If you can find a clearer, more persuasive way to write something that's already been posted, edit it to make it clearer and more persuasive. Sometimes two very different ways of expressing the same idea works best: one after the other, or each on a separate page.
If you have a dispute not about the subject matter but about how best to express it, work it out with the other person. Use email, even. You may have to compromise. Nothing you post here is "yours"; anyone may edit it. Sometimes that means text will get a little worse than if you wrote it all yourself, but oh well, that's the price of collaboration.

Basic good writing tips, particularly appropriate to our topic:

When you use Terms with Nonobvious Meanings, flesh them out with concrete examples. "ESTJs who don't develop their secondary function are in danger of falling into inferior introverted feeling" is gibberish on its own, and it's virtually impossible, without clarification by example, to tell if your interpretation of that matches someone else's. Your own understanding of what you're saying might even become clearer if you write more concretely. Let's always aim for clear, sharp prose even if we don't always succeed.
In the words of G. Polya, "The first rule of style is to have something to say. The second rule of style is to control yourself when, by chance, you have two things to say; say first one, then the other, not both at the same time."

--Your host, Ben Kovitz

See also: Type Guess, Type Guesses and the Definition Problem.

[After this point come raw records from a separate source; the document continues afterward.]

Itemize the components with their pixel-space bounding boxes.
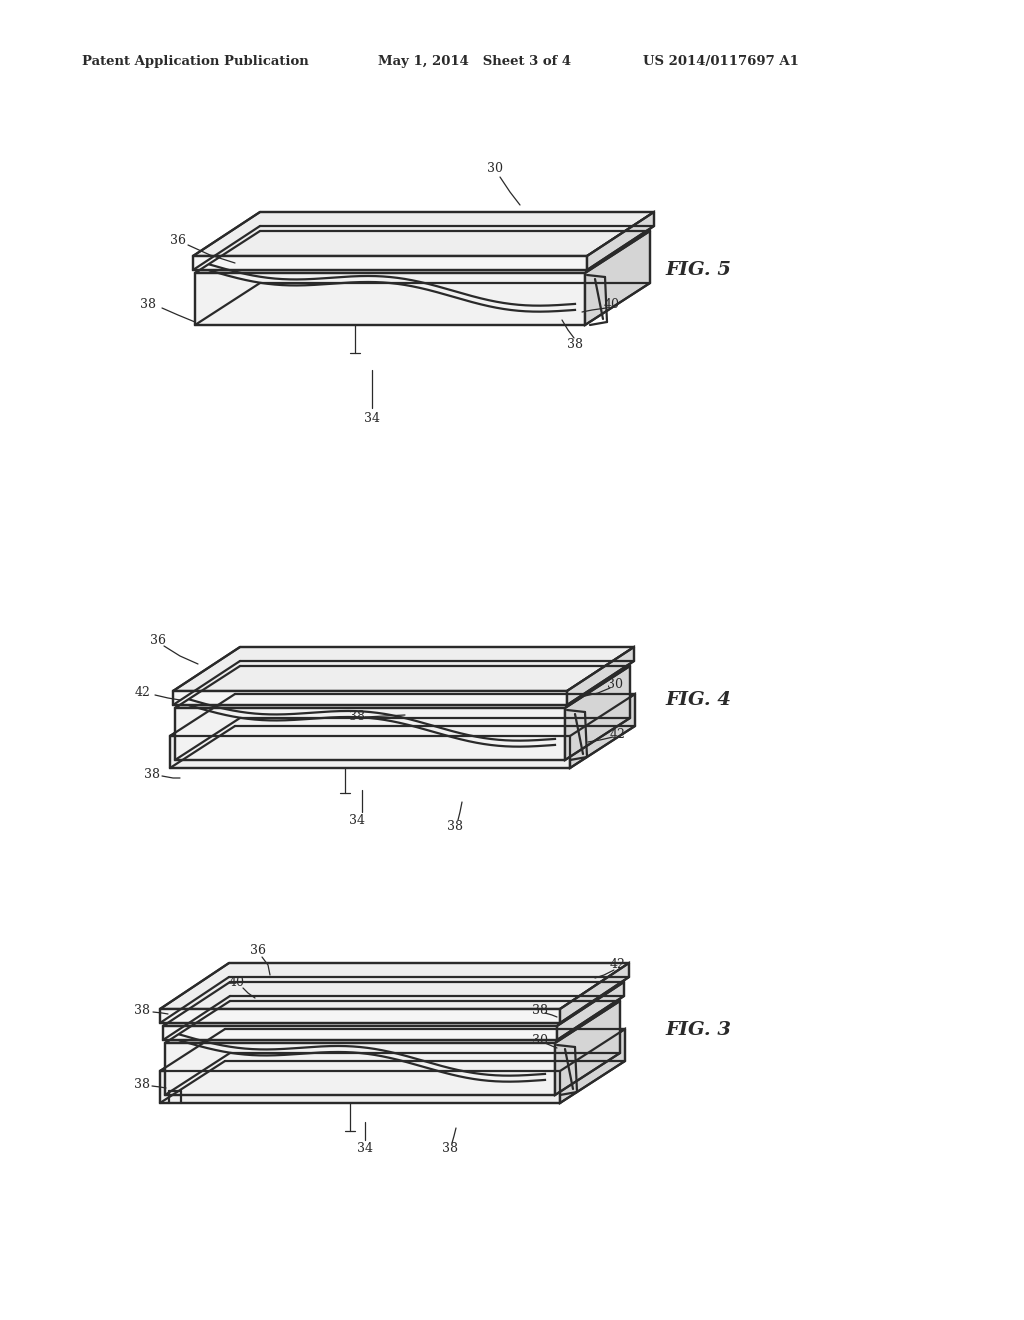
Text: 38: 38: [567, 338, 583, 351]
Text: FIG. 5: FIG. 5: [665, 261, 731, 279]
Polygon shape: [160, 964, 629, 1008]
Text: 38: 38: [144, 767, 160, 780]
Polygon shape: [160, 1030, 625, 1071]
Polygon shape: [560, 964, 629, 1023]
Text: FIG. 3: FIG. 3: [665, 1020, 731, 1039]
Polygon shape: [160, 1071, 560, 1104]
Polygon shape: [195, 231, 650, 273]
Text: 34: 34: [349, 813, 365, 826]
Text: 38: 38: [134, 1078, 150, 1092]
Polygon shape: [165, 1001, 620, 1043]
Text: 34: 34: [357, 1142, 373, 1155]
Polygon shape: [570, 694, 635, 768]
Text: 34: 34: [364, 412, 380, 425]
Text: 36: 36: [150, 634, 166, 647]
Polygon shape: [163, 982, 624, 1026]
Text: 40: 40: [229, 977, 245, 990]
Text: 36: 36: [170, 234, 186, 247]
Text: 40: 40: [604, 298, 620, 312]
Polygon shape: [555, 1001, 620, 1096]
Polygon shape: [170, 694, 635, 737]
Text: US 2014/0117697 A1: US 2014/0117697 A1: [643, 55, 799, 69]
Text: 42: 42: [610, 729, 626, 742]
Text: May 1, 2014   Sheet 3 of 4: May 1, 2014 Sheet 3 of 4: [378, 55, 571, 69]
Polygon shape: [567, 647, 634, 705]
Polygon shape: [173, 690, 567, 705]
Text: 38: 38: [442, 1142, 458, 1155]
Polygon shape: [165, 1043, 555, 1096]
Text: 30: 30: [607, 678, 623, 692]
Polygon shape: [195, 273, 585, 325]
Polygon shape: [587, 213, 654, 271]
Polygon shape: [175, 667, 630, 708]
Text: 38: 38: [134, 1003, 150, 1016]
Polygon shape: [193, 256, 587, 271]
Text: 42: 42: [610, 958, 626, 972]
Text: 38: 38: [447, 820, 463, 833]
Text: FIG. 4: FIG. 4: [665, 690, 731, 709]
Text: 42: 42: [135, 686, 151, 700]
Polygon shape: [560, 1030, 625, 1104]
Text: 30: 30: [532, 1034, 548, 1047]
Text: 36: 36: [250, 944, 266, 957]
Polygon shape: [557, 982, 624, 1040]
Text: 30: 30: [487, 161, 503, 174]
Polygon shape: [163, 1026, 557, 1040]
Polygon shape: [193, 213, 654, 256]
Polygon shape: [585, 231, 650, 325]
Text: 38: 38: [349, 710, 365, 723]
Polygon shape: [175, 708, 565, 760]
Text: 38: 38: [140, 298, 156, 312]
Polygon shape: [160, 1008, 560, 1023]
Text: Patent Application Publication: Patent Application Publication: [82, 55, 309, 69]
Polygon shape: [565, 667, 630, 760]
Polygon shape: [170, 737, 570, 768]
Polygon shape: [173, 647, 634, 690]
Text: 38: 38: [532, 1003, 548, 1016]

(Please don't edit the above text. If you'd like to complain or comment, please post it below or email me (mailto:bkovitz@acm.org), so people don't get confused about what the host has requested vs. what other people have requested.)

How do I add a new page?

Hi Ben. Great site, and I hope to contribute off and on. However, I don't know the technical means of contributing new pages, and more specifically, how to create my own homepage, as you suggest. How does one create a 'new' page? Have I missed an obvious link? --Michael J Pastor

Glad to have you with us, Michael. Check out the Sandbox for the answer to your question. --James

Hi, Michael! One way to create a new page is to just type into your browser the URL that the page would have if it existed. Whenever someone tries to access a page that doesn't exist, the wiki just displays an "edit" page for them to create it. Another way is to edit an existing page and add a link to the new page, like this: Michael J Pastor. Save that page, click the link, and (in effect) you are entering the URL of a page that doesn't exist, so the wiki shows a blank edit page. Have fun! --Ben Kovitz

Where to post an opposing idea

*** Yes, actually I sometimes do. Dialogical critique (Plato, etc...) and related styles of communication (margin notes, etc....) do sometimes help, especially when they are immediately responsive (critically, or not) to that paragraph. Breaking out the information would be contra-productive (getting lost in links or misremembering what it's supposed to be a response to). --Robert Evans

Yeah, it can be tough to explain an opposing idea and keep the relation to the original idea clear. This is part of the challenge of collaborative writing.

One technique is to briefly summarize the idea that you're opposing. Summaries are much better than direct quotations (or interruptions) because they provide a check that what you think you're arguing against is what the other person was trying to say. Even better than that, though, is to just explain your idea without referring to or summarizing the idea you're opposing. Make your new idea interesting and persuasive on its own.

The *** technique that you just invented sounds like a good idea, too, though!

--Ben Kovitz

P.S. I've been thinking about adding a marginal-notes capability to the wiki. That might help. No promises about when I'll put it in, though. I'm completely swamped with math classwork at the moment (24-Feb-2005).